A transcript is a text document that contains the full text of a video or audio recording. Unlike captions and subtitles, a transcript is not synchronised with the media – it is a standalone document that can be read independently of the video or audio file.
Transcripts serve several accessibility purposes. They allow people who are deaf-blind (and use braille displays) to access audio and video content. They are useful for people with cognitive disabilities who may prefer to read at their own pace rather than follow a video. They also benefit anyone who wants to search for specific information within a recording, or who cannot access video for technical reasons.
For audio-only content such as podcasts, a transcript is the primary accessibility requirement. WCAG 2.1 requires transcripts for pre-recorded audio-only content.
For a pre-recorded video with audio: you need captions. A transcript is also recommended as additional support.
For a live video event: you need live captions. Automatic live captions are available on most major platforms and are acceptable where manual captioning is not feasible, though human captions are more accurate.
For audio-only content (a podcast, a recorded presentation without video): you need a transcript. Captions are not applicable to audio-only content.
For a video that is silent or contains only background music with no speech: captions are not required, but a brief description of the visual content may be needed.
Most video platforms – YouTube, Vimeo, Microsoft Stream – automatically generate captions using speech recognition. These automated captions are a useful starting point but must always be reviewed and corrected before publishing.

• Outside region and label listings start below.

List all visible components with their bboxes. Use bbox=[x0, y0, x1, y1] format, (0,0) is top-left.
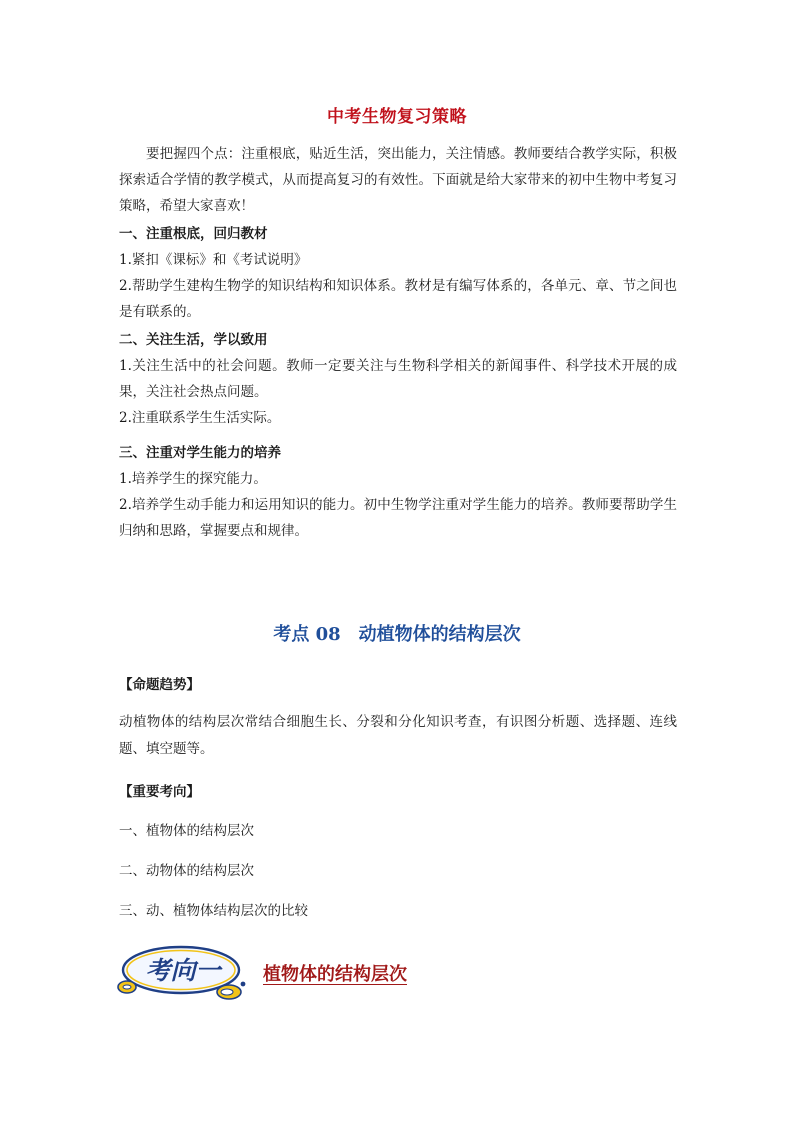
trend-heading: 【命题趋势】 bbox=[119, 677, 200, 693]
section-heading: 三、注重对学生能力的培养 bbox=[119, 445, 281, 461]
section-item: 1.关注生活中的社会问题。教师一定要关注与生物科学相关的新闻事件、科学技术开展的成果，关注社会热点问题。 bbox=[119, 358, 677, 400]
section-item: 2.帮助学生建构生物学的知识结构和知识体系。教材是有编写体系的，各单元、章、节之间也是有联系的。 bbox=[119, 278, 677, 320]
page-title: 中考生物复习策略 bbox=[327, 107, 467, 127]
exam-point-title bbox=[0, 620, 794, 646]
direction-item: 一、植物体的结构层次 bbox=[119, 823, 254, 839]
intro-paragraph: 要把握四个点：注重根底，贴近生活，突出能力，关注情感。教师要结合教学实际，积极探索适合学情的教学模式，从而提高复习的有效性。下面就是给大家带来的初中生物中考复习策略，希望大家喜欢！ bbox=[119, 146, 677, 214]
badge-heading: 植物体的结构层次 bbox=[263, 964, 407, 985]
section-2 bbox=[119, 327, 677, 431]
exam-point-name: 动植物体的结构层次 bbox=[358, 624, 521, 645]
section-item: 2.注重联系学生生活实际。 bbox=[119, 410, 281, 426]
direction-item: 三、动、植物体结构层次的比较 bbox=[119, 903, 308, 919]
exam-point-label: 考点 08 bbox=[273, 624, 341, 645]
trend-text: 动植物体的结构层次常结合细胞生长、分裂和分化知识考查，有识图分析题、选择题、连线题、填空题等。 bbox=[119, 714, 677, 757]
direction-item: 二、动物体的结构层次 bbox=[119, 863, 254, 879]
direction-badge bbox=[117, 940, 257, 1004]
section-heading: 二、关注生活，学以致用 bbox=[119, 332, 268, 348]
section-item: 1.紧扣《课标》和《考试说明》 bbox=[119, 252, 308, 268]
section-item: 2.培养学生动手能力和运用知识的能力。初中生物学注重对学生能力的培养。教师要帮助学生归纳和思路，掌握要点和规律。 bbox=[119, 497, 677, 539]
section-3 bbox=[119, 440, 677, 544]
section-heading: 一、注重根底，回归教材 bbox=[119, 226, 268, 242]
directions-heading: 【重要考向】 bbox=[119, 784, 200, 800]
section-item: 1.培养学生的探究能力。 bbox=[119, 471, 267, 487]
badge-label: 考向一 bbox=[145, 956, 221, 985]
section-1 bbox=[119, 221, 677, 325]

Accuracy rates for automated captions can be low, particularly for speakers with accents, technical terminology, or non-standard speech patterns. Uncorrected automated captions can be misleading or even offensive.
For transcripts, tools like Otter.ai or Descript can generate a rough text version of your audio that you can then edit. Building transcript creation into your content production workflow from the beginning is far easier than retrofitting it later.
Captions, subtitles, and transcripts are not optional extras. They are how you ensure that audio and video content is accessible to everyone – and in many contexts, they are a legal requirement.